In short, the characters and situations of Chekhov's play are the same as they have always been, but they are cast in an entirely new, completely believable, light that allows us to approach them as if for the first time.
Kulygin, customarily a dowdy old Greek teacher whose colorless personality oppresses his wife Masha (Olga Kuzina), the second in age of the three sisters, is a strong, stylish, sensitive man in the performance of Alexander Bukharev. This comes as a revelation and significantly tightens the drama of Masha's brief affair with Vershinin. When Masha strays to Vershinin, a comically clumsy and irritating type as performed by Merzlikin, we can only conclude that the demons driving her are far more profound than mere boredom. The result is that both Kulygin and Masha become more complex, and so interesting, as characters.
Most of the private, intimate scenes in Chekhov's play take place in this production before the eyes of all. There are no secrets here; everyone knows his or her own sorrows and understands that they are shared by all. In this light, Masha's farewell meeting with Vershinin is especially moving. Kulygin stands by watching the whole thing happen and, even so, moves to comfort Masha, who is shattered by Vershinin's departure.
The sisters Olga (Yelena Medvedeva), Masha and Irina (Anna Bashenkova) seem overwhelmed but not quite broken by the tragedy of their lives going to waste. Olga is tough and stoic; Masha is as trivial as she is explosive; Irina is 20 going on 45, a woman who knows instinctively that life holds no hope for her but also knows it would be in bad taste to show it.
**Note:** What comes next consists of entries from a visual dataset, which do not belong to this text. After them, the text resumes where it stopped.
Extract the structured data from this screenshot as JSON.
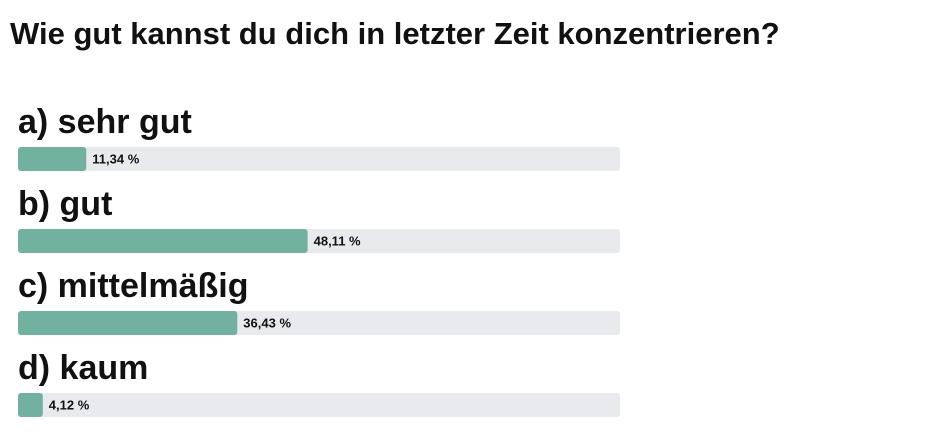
{
  "chart_data": {
    "type": "bar",
    "orientation": "horizontal",
    "title": "Wie gut kannst du dich in letzter Zeit konzentrieren?",
    "categories": [
      "a) sehr gut",
      "b) gut",
      "c) mittelmäßig",
      "d) kaum"
    ],
    "values": [
      11.34,
      48.11,
      36.43,
      4.12
    ],
    "value_labels": [
      "11,34 %",
      "48,11 %",
      "36,43 %",
      "4,12 %"
    ],
    "xlim": [
      0,
      100
    ],
    "color": "#72b09f",
    "track_color": "#e9eaee"
  }
}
She agrees to marry Tuzenbach because she has no other choice, but when she hears he has been killed in a duel, her reaction is hollow. Any emotions she ever may have had were spent long ago.
Klepikov and Yachmenev have given the show an almost feverish pace. People are constantly running in and out, interrupting one another, shouting each other down. On occasion someone might try to escape into a corner but peace seldom lasts long there -- the crowd always finds them and envelops them again in the swirl of noise and activity.
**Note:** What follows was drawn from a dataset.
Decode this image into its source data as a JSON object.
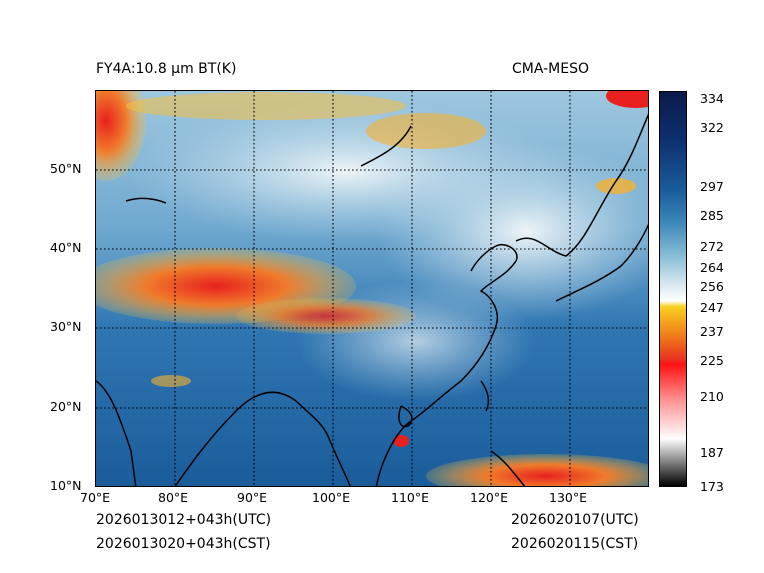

The soundscape of this show is handled beautifully. Rattling and crashing sounds back up the action at key moments while a half-singing, half-howling chorus distantly accompanies Andrei's bitterly ironic speech that happiness awaits him and his wife and son in the not-too-distant future.
The set by Ilya Yevdokimov is a layered space that is occasionally sliced in two by a pair of transparent plastic panels that act as a "wall with eyes." When Natalya and Andrei escape the crowd at Irina's 20th birthday party to paw each other in lustful abandon, all the guests stand staring at them from the other room. Looming in the back are the bare trees of an orchard, apparently a hint that the logical extension of "The Three Sisters" is "The Cherry Orchard," Chekhov's next and final great play in which a family loses its grip on past glories and is driven out of its house altogether.